I’m swamped with work, but I wanted to draw your attention to a few posts by Brad DeLong about the media coverage of the Iraq War. There are two very good comments about Washington Post reporter Thomas Ricks’ explanation for why the media wasn’t more critical of the war progress when they had sufficient information to write about the problems (here and here). DeLong summarizes Ricks’ mea culpa:
He assigns blame to congress because without the aircover provided by senators asking touch questions at hearings, Tom Ricks found that his editors at the Washington Post would not let him write the stories he knew he should be writing to inform his readers of what was going on.
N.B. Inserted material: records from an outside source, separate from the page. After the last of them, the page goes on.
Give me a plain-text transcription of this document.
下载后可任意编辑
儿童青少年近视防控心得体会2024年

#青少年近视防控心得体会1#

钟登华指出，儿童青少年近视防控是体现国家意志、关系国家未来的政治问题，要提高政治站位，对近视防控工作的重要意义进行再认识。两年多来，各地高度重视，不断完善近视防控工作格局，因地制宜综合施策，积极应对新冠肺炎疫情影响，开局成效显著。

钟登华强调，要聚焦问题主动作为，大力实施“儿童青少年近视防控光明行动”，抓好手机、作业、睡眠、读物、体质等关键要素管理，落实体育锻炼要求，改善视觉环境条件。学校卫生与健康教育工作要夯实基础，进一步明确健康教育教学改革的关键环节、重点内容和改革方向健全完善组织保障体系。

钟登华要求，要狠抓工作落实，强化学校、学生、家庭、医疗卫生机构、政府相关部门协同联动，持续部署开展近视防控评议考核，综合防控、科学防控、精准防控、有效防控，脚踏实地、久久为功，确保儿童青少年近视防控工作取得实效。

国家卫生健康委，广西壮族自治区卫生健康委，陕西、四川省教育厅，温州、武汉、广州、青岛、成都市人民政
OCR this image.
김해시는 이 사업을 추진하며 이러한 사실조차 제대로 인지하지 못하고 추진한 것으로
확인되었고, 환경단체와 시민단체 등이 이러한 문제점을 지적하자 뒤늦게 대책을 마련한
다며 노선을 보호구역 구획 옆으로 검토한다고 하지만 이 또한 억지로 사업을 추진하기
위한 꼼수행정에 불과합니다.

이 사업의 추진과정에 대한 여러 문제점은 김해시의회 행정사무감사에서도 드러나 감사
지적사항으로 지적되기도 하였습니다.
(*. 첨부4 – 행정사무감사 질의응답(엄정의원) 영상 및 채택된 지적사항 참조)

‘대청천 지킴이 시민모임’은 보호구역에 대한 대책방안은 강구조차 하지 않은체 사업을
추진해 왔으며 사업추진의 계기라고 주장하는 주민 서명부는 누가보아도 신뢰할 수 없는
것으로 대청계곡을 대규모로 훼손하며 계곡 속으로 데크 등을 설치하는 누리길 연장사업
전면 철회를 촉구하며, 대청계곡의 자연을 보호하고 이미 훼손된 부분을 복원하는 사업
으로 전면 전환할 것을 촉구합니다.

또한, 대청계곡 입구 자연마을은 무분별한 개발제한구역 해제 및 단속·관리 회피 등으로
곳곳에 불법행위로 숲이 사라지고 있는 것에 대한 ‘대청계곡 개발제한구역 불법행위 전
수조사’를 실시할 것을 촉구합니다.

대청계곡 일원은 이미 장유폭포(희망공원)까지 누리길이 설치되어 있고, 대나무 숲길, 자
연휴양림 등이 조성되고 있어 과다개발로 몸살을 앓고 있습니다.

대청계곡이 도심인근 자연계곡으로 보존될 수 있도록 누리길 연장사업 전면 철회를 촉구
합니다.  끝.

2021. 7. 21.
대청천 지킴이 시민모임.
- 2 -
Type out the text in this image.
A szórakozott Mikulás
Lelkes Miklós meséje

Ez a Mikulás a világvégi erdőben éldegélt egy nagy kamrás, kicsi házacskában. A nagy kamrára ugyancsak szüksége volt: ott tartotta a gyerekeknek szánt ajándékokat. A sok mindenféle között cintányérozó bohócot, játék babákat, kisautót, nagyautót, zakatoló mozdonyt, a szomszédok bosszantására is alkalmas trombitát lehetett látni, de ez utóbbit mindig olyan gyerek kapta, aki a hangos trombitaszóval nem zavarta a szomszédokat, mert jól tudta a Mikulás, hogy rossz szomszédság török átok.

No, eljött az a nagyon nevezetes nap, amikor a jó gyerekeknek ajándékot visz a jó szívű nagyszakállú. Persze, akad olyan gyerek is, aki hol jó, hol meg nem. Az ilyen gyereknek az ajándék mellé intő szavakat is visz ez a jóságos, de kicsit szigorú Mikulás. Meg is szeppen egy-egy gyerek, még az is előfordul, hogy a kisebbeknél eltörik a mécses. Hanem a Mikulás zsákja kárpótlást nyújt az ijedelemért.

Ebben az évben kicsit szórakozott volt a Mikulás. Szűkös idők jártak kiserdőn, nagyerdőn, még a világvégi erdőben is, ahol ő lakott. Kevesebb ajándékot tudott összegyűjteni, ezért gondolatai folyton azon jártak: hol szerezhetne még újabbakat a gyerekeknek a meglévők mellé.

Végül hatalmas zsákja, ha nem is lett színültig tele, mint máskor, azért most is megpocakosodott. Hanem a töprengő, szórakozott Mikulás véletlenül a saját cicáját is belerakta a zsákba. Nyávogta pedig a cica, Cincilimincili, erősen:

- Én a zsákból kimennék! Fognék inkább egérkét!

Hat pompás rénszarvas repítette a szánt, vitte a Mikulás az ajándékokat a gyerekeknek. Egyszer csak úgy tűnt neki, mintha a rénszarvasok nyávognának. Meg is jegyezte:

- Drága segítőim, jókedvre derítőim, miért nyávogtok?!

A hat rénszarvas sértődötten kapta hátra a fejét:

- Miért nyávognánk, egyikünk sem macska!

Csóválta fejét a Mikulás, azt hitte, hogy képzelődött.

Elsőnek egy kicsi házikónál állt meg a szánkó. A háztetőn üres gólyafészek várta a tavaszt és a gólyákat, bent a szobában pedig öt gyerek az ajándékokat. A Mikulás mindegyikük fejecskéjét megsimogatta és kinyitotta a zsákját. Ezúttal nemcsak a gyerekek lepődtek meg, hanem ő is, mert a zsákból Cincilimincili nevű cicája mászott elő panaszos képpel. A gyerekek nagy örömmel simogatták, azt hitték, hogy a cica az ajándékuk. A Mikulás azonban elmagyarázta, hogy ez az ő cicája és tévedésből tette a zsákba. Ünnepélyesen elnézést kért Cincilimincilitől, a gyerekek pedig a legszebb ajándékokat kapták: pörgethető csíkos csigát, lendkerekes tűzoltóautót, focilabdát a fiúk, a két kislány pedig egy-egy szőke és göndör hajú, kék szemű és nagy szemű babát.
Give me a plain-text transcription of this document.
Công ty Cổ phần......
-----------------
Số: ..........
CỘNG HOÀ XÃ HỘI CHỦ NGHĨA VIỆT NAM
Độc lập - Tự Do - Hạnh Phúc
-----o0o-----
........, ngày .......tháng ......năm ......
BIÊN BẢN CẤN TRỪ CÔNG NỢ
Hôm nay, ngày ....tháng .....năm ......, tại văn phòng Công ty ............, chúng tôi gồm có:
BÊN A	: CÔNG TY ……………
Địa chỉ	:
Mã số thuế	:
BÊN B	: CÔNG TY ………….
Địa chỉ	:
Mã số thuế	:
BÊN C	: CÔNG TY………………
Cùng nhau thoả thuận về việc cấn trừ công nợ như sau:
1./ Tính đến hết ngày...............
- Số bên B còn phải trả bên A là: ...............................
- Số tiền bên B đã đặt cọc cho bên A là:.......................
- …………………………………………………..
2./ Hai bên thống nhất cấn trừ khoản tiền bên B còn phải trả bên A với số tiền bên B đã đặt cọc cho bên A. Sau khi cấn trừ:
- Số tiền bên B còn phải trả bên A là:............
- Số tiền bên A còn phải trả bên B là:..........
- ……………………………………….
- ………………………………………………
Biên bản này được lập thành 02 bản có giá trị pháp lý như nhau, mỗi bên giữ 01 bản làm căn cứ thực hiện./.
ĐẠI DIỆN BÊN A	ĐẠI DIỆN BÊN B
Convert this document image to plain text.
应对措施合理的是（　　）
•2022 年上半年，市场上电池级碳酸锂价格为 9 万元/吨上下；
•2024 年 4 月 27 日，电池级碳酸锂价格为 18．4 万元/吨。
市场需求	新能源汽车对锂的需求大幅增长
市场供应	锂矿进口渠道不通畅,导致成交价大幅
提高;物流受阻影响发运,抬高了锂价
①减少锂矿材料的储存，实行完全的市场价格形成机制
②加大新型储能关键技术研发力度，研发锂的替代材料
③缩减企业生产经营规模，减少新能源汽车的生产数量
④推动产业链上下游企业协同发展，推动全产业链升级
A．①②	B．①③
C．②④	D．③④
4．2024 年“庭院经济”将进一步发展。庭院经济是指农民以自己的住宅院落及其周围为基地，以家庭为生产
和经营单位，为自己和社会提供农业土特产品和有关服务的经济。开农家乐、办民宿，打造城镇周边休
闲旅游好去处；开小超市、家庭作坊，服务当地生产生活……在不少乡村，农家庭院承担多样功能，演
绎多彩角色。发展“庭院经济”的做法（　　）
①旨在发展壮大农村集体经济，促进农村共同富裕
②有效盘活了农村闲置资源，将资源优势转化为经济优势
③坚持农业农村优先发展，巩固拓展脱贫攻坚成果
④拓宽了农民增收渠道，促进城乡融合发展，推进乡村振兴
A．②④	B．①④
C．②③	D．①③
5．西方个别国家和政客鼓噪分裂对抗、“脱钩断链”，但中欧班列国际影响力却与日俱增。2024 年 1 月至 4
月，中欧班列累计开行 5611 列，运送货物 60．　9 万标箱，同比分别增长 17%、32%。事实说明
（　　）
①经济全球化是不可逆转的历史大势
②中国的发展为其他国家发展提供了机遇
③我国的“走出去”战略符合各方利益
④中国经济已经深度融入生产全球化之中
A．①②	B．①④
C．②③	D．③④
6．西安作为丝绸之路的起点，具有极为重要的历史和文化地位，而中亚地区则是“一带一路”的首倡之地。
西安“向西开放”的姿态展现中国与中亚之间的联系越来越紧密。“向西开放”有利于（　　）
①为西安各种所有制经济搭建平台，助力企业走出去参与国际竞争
Because congress did not do its job, Ricks thinks, he and his colleagues in the media could not do their job.
Pretty lame. The senators would probably argue that they were waiting for accurate reporting of the Iraq War, so they could have the political cover to hold hearings and ask tough questions. You see, Monsieur Ricks, that is precisely what politicians do–respond to the voters. Reporters and editors, on the other hand, are supposed to describe what they see regardless of the political consequences: they’re not looking for votes.
One of the things I wonder about whenever I read about poor media reporting is how supporters of evolution managed to change the story line in the evolution ‘controversy’ from ‘he said-she said’ to treating the ‘controversy’ as non-existent among scientists (and, occasionally, even describing some evolutionary arguments). It’s scary that a bunch of us science goobers managed the media on a hot button issue better than political activists (although I wouldn’t push our luck…).